In accordance with this Royal Decree the operator of aircraft operated by remote control must purchase an insurance policy or lodge other financial guarantee in order to cover its civil liability vis-à-vis third parties for damages that may be caused by the execution of specialized air operations and/or experimental flights. The coverage or the financial guarantee must comply with economical limits established:

  1. In Royal Decree 37/2001, of January 19th, which updates the amount of compensation for damages provided for in Law 48/1960, of July 21st, on Air Navigation, for aircraft less than 20 kg of maximum take-off mass.
  2. In Regulation (EC) No 785/2004 of the European Parliament and of the Council of 21 April 2004 on insurance requirements for air carriers and air operators, for those aircraft with a maximum take-off mass or greater than 20 kg.

(ii) AVIATION – Unmanned balloons: Royal Decree 1180/2018, of September 21st, which develops the Rules of the Air and the common operational provisions for air navigation services and procedures.

The Rules of the Air establishes in its Third Additional Provision that operators of unmanned free balloons, as defined in Appendix 2 of the Standardized European Rules of the Air, are subject to assure its civil liability insurance against third parties for damages through insurance policy or other financial guarantee, according to the coverage limits established in Regulation (EC) No. 785/2004 on the insurance requirements of airlines and air operators.

(iii) RAILWAY – Liability on cargo, passengers and third parties: Royal Decree 271/2018, of May 11th, which modifies the Regulation of the Railway Sector.

The Regulation of the Railway Sector, in its original wording, imposed on owners of freight and passenger wagons operating through railroad companies the obligation to have civil liability insurance covering the damages to passengers, to the railway infrastructure or to third parties in case of a railway accident. However, this requirement was not properly developed, leaving the limits, coverage, etc. in the air.

Royal Decree 271/2018 covers this gap and establishes that the owners of passenger wagons will comply with this obligation if they have contracted a civil liability insurance or financial guarantee covering the following amounts:

  1. A minimum coverage of € 3,000,000 per claim for personal damages.
  2. A minimum coverage of € 14.50 per gross kilogram of missing or damaged luggage with a maximum of € 600 per traveller.

In the case of the owners of freight wagons, it will be understood that they have complied with their obligation to assure its liability for damages suffered by the carried cargo as long as they have included in the contracts agreed with the corresponding limitation of liability clause.

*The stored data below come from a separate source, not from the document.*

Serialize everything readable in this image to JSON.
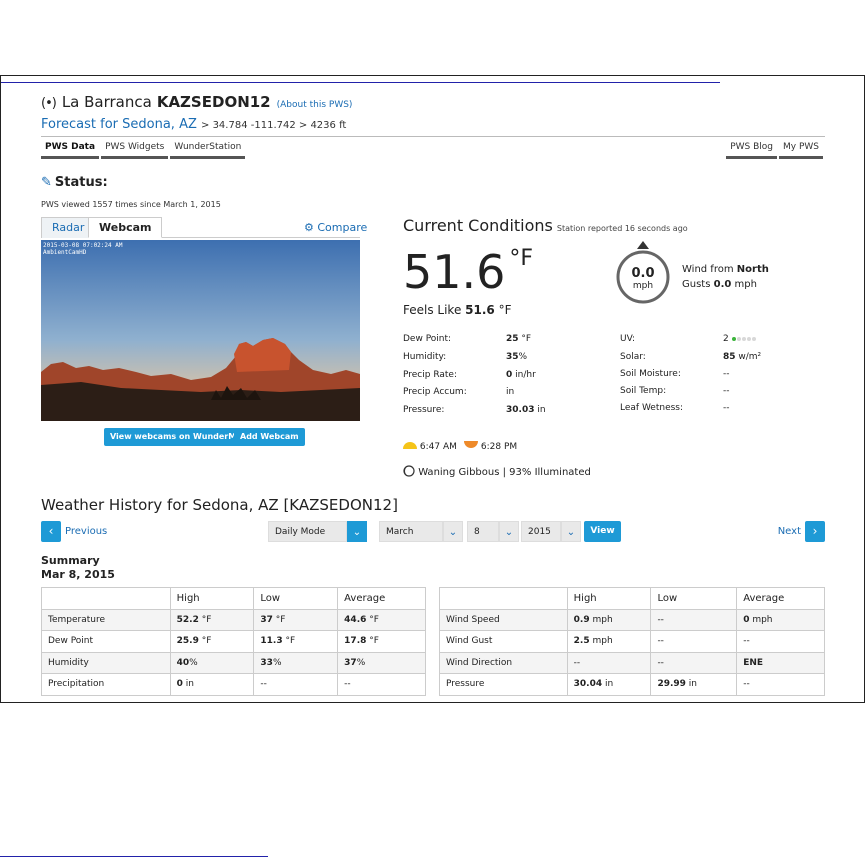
{
  "header": {
    "radio_icon": "(•)",
    "name": "La Barranca",
    "station_id": "KAZSEDON12",
    "about_link": "(About this PWS)",
    "forecast_link": "Forecast for Sedona, AZ",
    "coords": "> 34.784 -111.742 > 4236 ft"
  },
  "tabs_left": [
    "PWS Data",
    "PWS Widgets",
    "WunderStation"
  ],
  "tabs_right": [
    "PWS Blog",
    "My PWS"
  ],
  "status": {
    "label": "Status:",
    "viewed": "PWS viewed 1557 times since March 1, 2015"
  },
  "camera": {
    "tab_radar": "Radar",
    "tab_webcam": "Webcam",
    "compare": "Compare",
    "stamp_line1": "2015-03-08 07:02:24 AM",
    "stamp_line2": "AmbientCamHD",
    "btn_map": "View webcams on WunderMap",
    "btn_add": "Add Webcam"
  },
  "current": {
    "title": "Current Conditions",
    "reported": "Station reported 16 seconds ago",
    "temp": "51.6",
    "temp_unit": "°F",
    "feels_label": "Feels Like",
    "feels_value": "51.6",
    "feels_unit": "°F",
    "wind_speed": "0.0",
    "wind_unit": "mph",
    "wind_from_label": "Wind from",
    "wind_from_value": "North",
    "gusts_label": "Gusts",
    "gusts_value": "0.0",
    "gusts_unit": "mph"
  },
  "metrics_left": [
    {
      "label": "Dew Point:",
      "value": "25",
      "unit": " °F"
    },
    {
      "label": "Humidity:",
      "value": "35",
      "unit": "%"
    },
    {
      "label": "Precip Rate:",
      "value": "0",
      "unit": " in/hr"
    },
    {
      "label": "Precip Accum:",
      "value": "",
      "unit": "in"
    },
    {
      "label": "Pressure:",
      "value": "30.03",
      "unit": " in"
    }
  ],
  "metrics_right": [
    {
      "label": "UV:",
      "value": "2",
      "unit": ""
    },
    {
      "label": "Solar:",
      "value": "85",
      "unit": " w/m²"
    },
    {
      "label": "Soil Moisture:",
      "value": "",
      "unit": "--"
    },
    {
      "label": "Soil Temp:",
      "value": "",
      "unit": "--"
    },
    {
      "label": "Leaf Wetness:",
      "value": "",
      "unit": "--"
    }
  ],
  "uv_level": {
    "value": 2,
    "max": 5
  },
  "sun": {
    "sunrise": "6:47 AM",
    "sunset": "6:28 PM"
  },
  "moon": {
    "phase": "Waning Gibbous",
    "illum": "| 93% Illuminated"
  },
  "history": {
    "title": "Weather History for Sedona, AZ [KAZSEDON12]",
    "prev": "Previous",
    "next": "Next",
    "mode": "Daily Mode",
    "month": "March",
    "day": "8",
    "year": "2015",
    "view": "View",
    "summary_label": "Summary",
    "summary_date": "Mar 8, 2015"
  },
  "table_left": {
    "headers": [
      "",
      "High",
      "Low",
      "Average"
    ],
    "rows": [
      {
        "label": "Temperature",
        "high": "52.2",
        "high_u": " °F",
        "low": "37",
        "low_u": " °F",
        "avg": "44.6",
        "avg_u": " °F"
      },
      {
        "label": "Dew Point",
        "high": "25.9",
        "high_u": " °F",
        "low": "11.3",
        "low_u": " °F",
        "avg": "17.8",
        "avg_u": " °F"
      },
      {
        "label": "Humidity",
        "high": "40",
        "high_u": "%",
        "low": "33",
        "low_u": "%",
        "avg": "37",
        "avg_u": "%"
      },
      {
        "label": "Precipitation",
        "high": "0",
        "high_u": " in",
        "low": "--",
        "low_u": "",
        "avg": "--",
        "avg_u": ""
      }
    ]
  },
  "table_right": {
    "headers": [
      "",
      "High",
      "Low",
      "Average"
    ],
    "rows": [
      {
        "label": "Wind Speed",
        "high": "0.9",
        "high_u": " mph",
        "low": "--",
        "low_u": "",
        "avg": "0",
        "avg_u": " mph"
      },
      {
        "label": "Wind Gust",
        "high": "2.5",
        "high_u": " mph",
        "low": "--",
        "low_u": "",
        "avg": "--",
        "avg_u": ""
      },
      {
        "label": "Wind Direction",
        "high": "--",
        "high_u": "",
        "low": "--",
        "low_u": "",
        "avg": "ENE",
        "avg_u": ""
      },
      {
        "label": "Pressure",
        "high": "30.04",
        "high_u": " in",
        "low": "29.99",
        "low_u": " in",
        "avg": "--",
        "avg_u": ""
      }
    ]
  },
  "colors": {
    "accent": "#1e9ad6",
    "link": "#1a6cb3",
    "sun": "#f5c419",
    "sunset": "#ee8a2a"
  }
}
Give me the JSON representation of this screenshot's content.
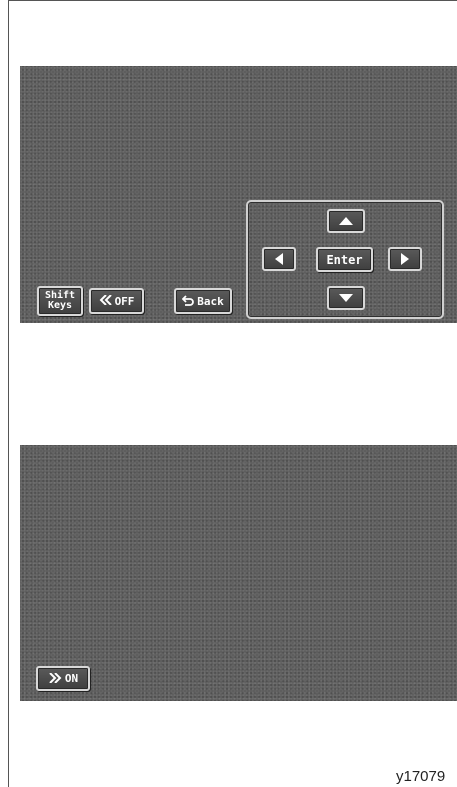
{
  "top_screen": {
    "shift_keys_label": [
      "Shift",
      "Keys"
    ],
    "off_button": {
      "icon": "double-chevron-left-icon",
      "label": "OFF"
    },
    "back_button": {
      "icon": "return-arrow-icon",
      "label": "Back"
    },
    "dpad": {
      "enter_label": "Enter",
      "up_icon": "triangle-up-icon",
      "down_icon": "triangle-down-icon",
      "left_icon": "triangle-left-icon",
      "right_icon": "triangle-right-icon"
    }
  },
  "bottom_screen": {
    "on_button": {
      "icon": "double-chevron-right-icon",
      "label": "ON"
    }
  },
  "figure_code": "y17079",
  "colors": {
    "screen": "#5b5b5b",
    "key_face": "#4a4a4a",
    "key_border": "#d8d8d8",
    "text": "#ffffff"
  }
}
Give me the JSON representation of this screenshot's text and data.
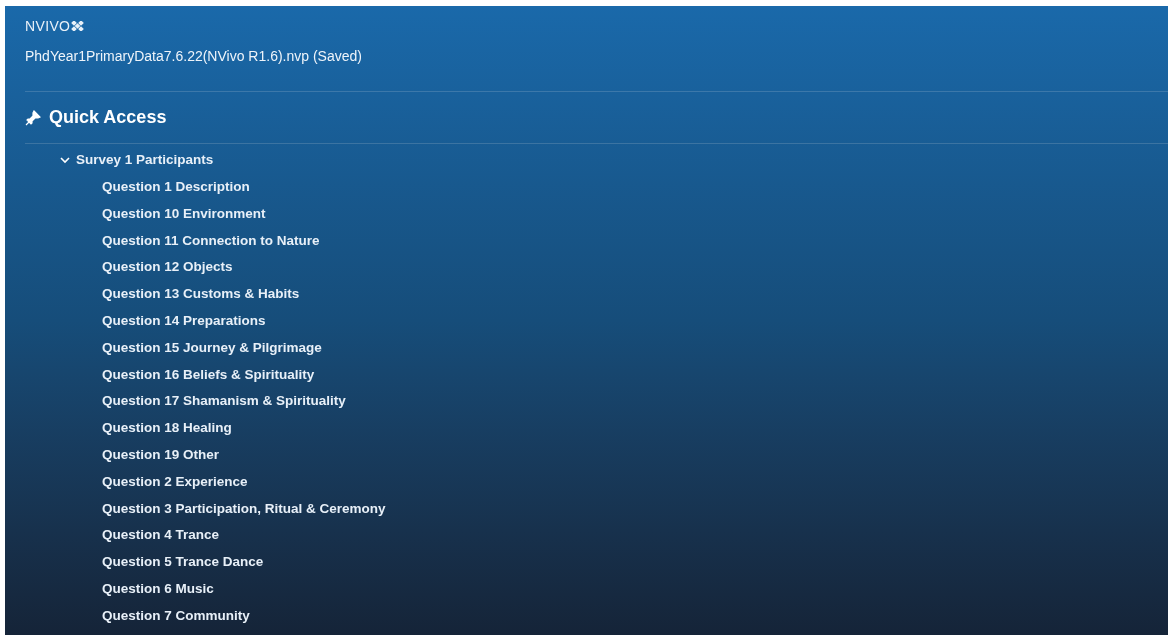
{
  "app": {
    "logo": "NVIVO",
    "project_title": "PhdYear1PrimaryData7.6.22(NVivo R1.6).nvp (Saved)"
  },
  "quick_access": {
    "title": "Quick Access"
  },
  "tree": [
    {
      "label": "Survey 1 Participants",
      "expanded": true,
      "children": [
        {
          "label": "Question 1 Description"
        },
        {
          "label": "Question 10 Environment"
        },
        {
          "label": "Question 11 Connection to Nature"
        },
        {
          "label": "Question 12 Objects"
        },
        {
          "label": "Question 13 Customs & Habits"
        },
        {
          "label": "Question 14 Preparations"
        },
        {
          "label": "Question 15 Journey & Pilgrimage"
        },
        {
          "label": "Question 16 Beliefs & Spirituality"
        },
        {
          "label": "Question 17 Shamanism & Spirituality"
        },
        {
          "label": "Question 18 Healing"
        },
        {
          "label": "Question 19 Other"
        },
        {
          "label": "Question 2 Experience"
        },
        {
          "label": "Question 3 Participation, Ritual & Ceremony"
        },
        {
          "label": "Question 4 Trance"
        },
        {
          "label": "Question 5 Trance Dance"
        },
        {
          "label": "Question 6 Music"
        },
        {
          "label": "Question 7 Community"
        }
      ]
    }
  ]
}
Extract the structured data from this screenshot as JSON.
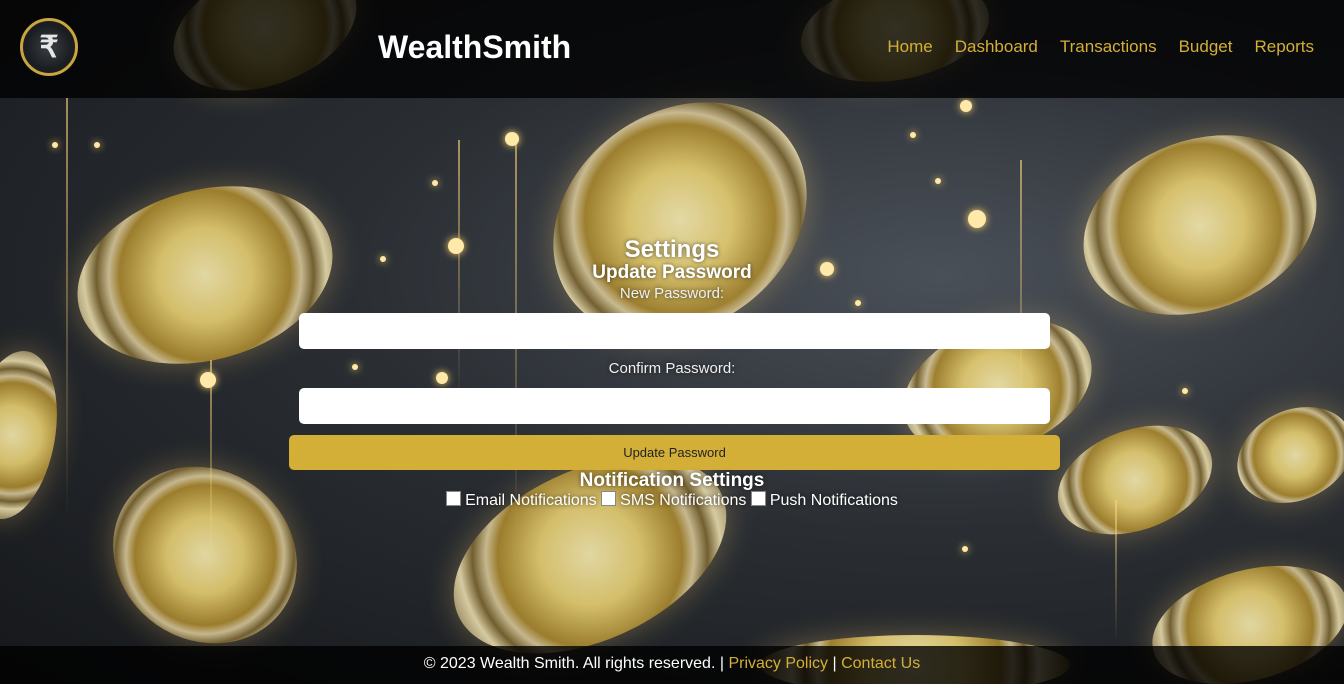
{
  "header": {
    "logo_symbol": "₹",
    "brand": "WealthSmith",
    "nav": [
      "Home",
      "Dashboard",
      "Transactions",
      "Budget",
      "Reports"
    ]
  },
  "settings": {
    "title": "Settings",
    "update_password": {
      "heading": "Update Password",
      "new_label": "New Password:",
      "new_value": "",
      "confirm_label": "Confirm Password:",
      "confirm_value": "",
      "button": "Update Password"
    },
    "notifications": {
      "heading": "Notification Settings",
      "options": [
        "Email Notifications",
        "SMS Notifications",
        "Push Notifications"
      ]
    }
  },
  "footer": {
    "copyright": "© 2023 Wealth Smith. All rights reserved.",
    "sep1": "|",
    "privacy": "Privacy Policy",
    "sep2": "|",
    "contact": "Contact Us"
  },
  "colors": {
    "accent": "#d4af37",
    "header_bg": "#000000"
  }
}
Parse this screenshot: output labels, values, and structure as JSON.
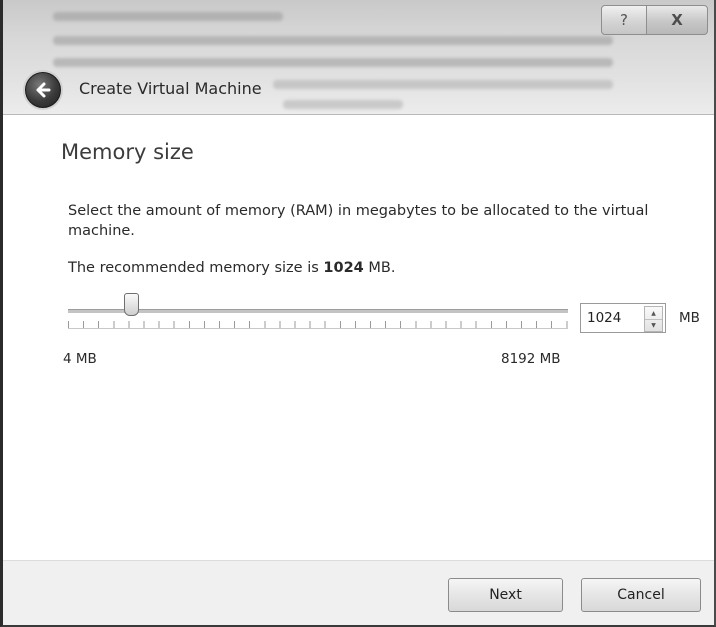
{
  "window": {
    "title": "Create Virtual Machine",
    "help_glyph": "?",
    "close_glyph": "X"
  },
  "page": {
    "heading": "Memory size",
    "description": "Select the amount of memory (RAM) in megabytes to be allocated to the virtual machine.",
    "recommended_prefix": "The recommended memory size is ",
    "recommended_value": "1024",
    "recommended_suffix": " MB."
  },
  "memory": {
    "value": "1024",
    "unit": "MB",
    "min_label": "4 MB",
    "max_label": "8192 MB",
    "slider_min_mb": 4,
    "slider_max_mb": 8192,
    "slider_value_mb": 1024
  },
  "footer": {
    "next_label": "Next",
    "cancel_label": "Cancel"
  }
}
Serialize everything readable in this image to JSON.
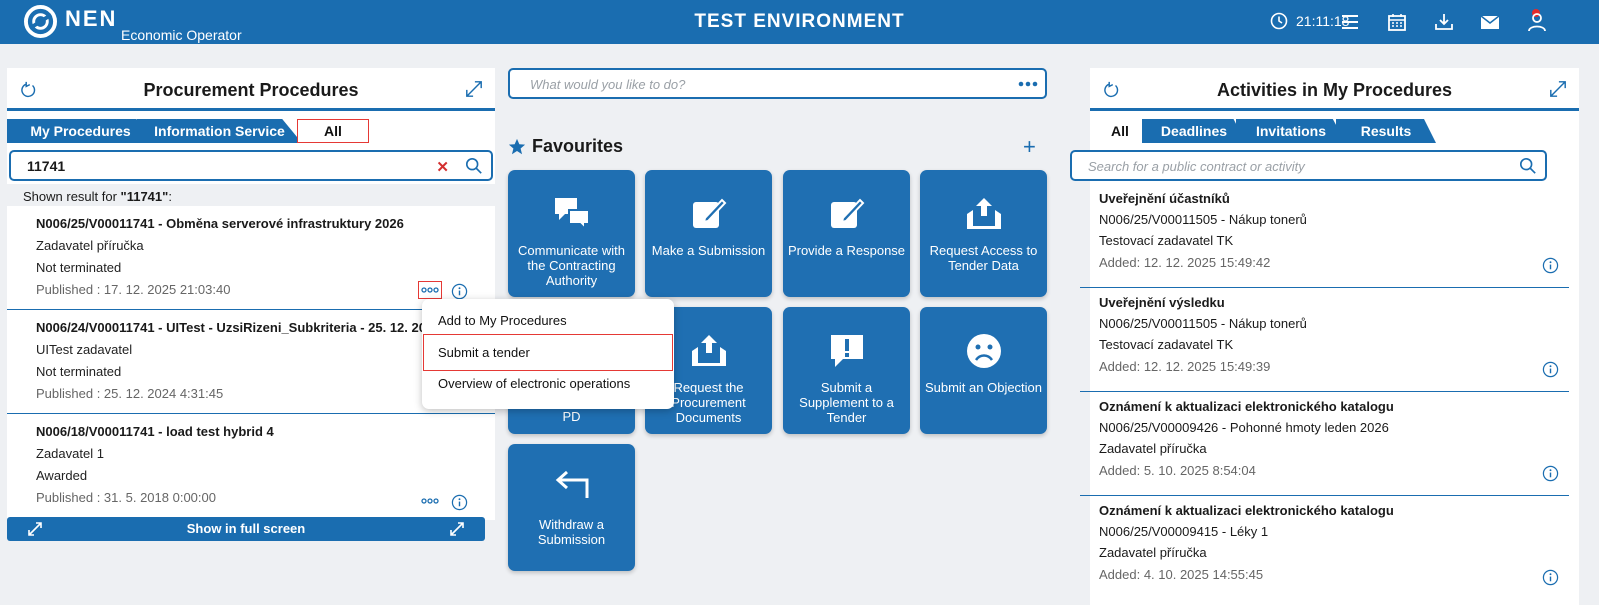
{
  "header": {
    "brand": "NEN",
    "subtitle": "Economic Operator",
    "environment": "TEST ENVIRONMENT",
    "time": "21:11:18",
    "icons": [
      "clock-icon",
      "menu-icon",
      "calendar-icon",
      "download-icon",
      "mail-icon",
      "user-icon"
    ],
    "accent": "#1a6db0",
    "notification_color": "#e32b2b"
  },
  "left": {
    "title": "Procurement Procedures",
    "tabs": [
      "My Procedures",
      "Information Service",
      "All"
    ],
    "search_value": "11741",
    "shown_prefix": "Shown result for ",
    "shown_query": "\"11741\"",
    "shown_suffix": ":",
    "results": [
      {
        "title": "N006/25/V00011741 - Obměna serverové infrastruktury 2026",
        "authority": "Zadavatel příručka",
        "status": "Not terminated",
        "published": "Published : 17. 12. 2025 21:03:40"
      },
      {
        "title": "N006/24/V00011741 - UITest - UzsiRizeni_Subkriteria - 25. 12. 2024",
        "authority": "UITest zadavatel",
        "status": "Not terminated",
        "published": "Published : 25. 12. 2024 4:31:45"
      },
      {
        "title": "N006/18/V00011741 - load test hybrid 4",
        "authority": "Zadavatel 1",
        "status": "Awarded",
        "published": "Published : 31. 5. 2018 0:00:00"
      }
    ],
    "fullscreen_label": "Show in full screen"
  },
  "context_menu": {
    "items": [
      "Add to My Procedures",
      "Submit a tender",
      "Overview of electronic operations"
    ]
  },
  "center": {
    "search_placeholder": "What would you like to do?",
    "favourites_title": "Favourites",
    "add_symbol": "+",
    "tiles": [
      {
        "label": "Communicate with the Contracting Authority",
        "icon": "chat-icon"
      },
      {
        "label": "Make a Submission",
        "icon": "edit-icon"
      },
      {
        "label": "Provide a Response",
        "icon": "edit-icon"
      },
      {
        "label": "Request Access to Tender Data",
        "icon": "upload-tray-icon"
      },
      {
        "label": "PD",
        "icon": "hidden"
      },
      {
        "label": "Request the Procurement Documents",
        "icon": "upload-tray-icon"
      },
      {
        "label": "Submit a Supplement to a Tender",
        "icon": "alert-bubble-icon"
      },
      {
        "label": "Submit an Objection",
        "icon": "sad-face-icon"
      },
      {
        "label": "Withdraw a Submission",
        "icon": "return-arrow-icon"
      }
    ]
  },
  "right": {
    "title": "Activities in My Procedures",
    "tabs": [
      "All",
      "Deadlines",
      "Invitations",
      "Results"
    ],
    "search_placeholder": "Search for a public contract or activity",
    "items": [
      {
        "title": "Uveřejnění účastníků",
        "contract": "N006/25/V00011505 - Nákup tonerů",
        "authority": "Testovací zadavatel TK",
        "added": "Added: 12. 12. 2025 15:49:42"
      },
      {
        "title": "Uveřejnění výsledku",
        "contract": "N006/25/V00011505 - Nákup tonerů",
        "authority": "Testovací zadavatel TK",
        "added": "Added: 12. 12. 2025 15:49:39"
      },
      {
        "title": "Oznámení k aktualizaci elektronického katalogu",
        "contract": "N006/25/V00009426 - Pohonné hmoty leden 2026",
        "authority": "Zadavatel příručka",
        "added": "Added: 5. 10. 2025 8:54:04"
      },
      {
        "title": "Oznámení k aktualizaci elektronického katalogu",
        "contract": "N006/25/V00009415 - Léky 1",
        "authority": "Zadavatel příručka",
        "added": "Added: 4. 10. 2025 14:55:45"
      }
    ]
  }
}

Lastly, the owners of freight or passenger wagons will be considered to have sufficient coverage to respond to damages to the railway infrastructure or to third parties if they have underwritten an insurance policy or lodge a financial guarantee that covers the following amounts per claim:

  1. € 2,000,000 for damage to the infrastructure.
  2. € 500,000 for damages to the property of third parties.
  3. € 900,000 euros for death or injury to third parties that are not travellers of other railway companies.

In the case of transport of dangerous goods, the coverage must be double that provided in letters b) and c).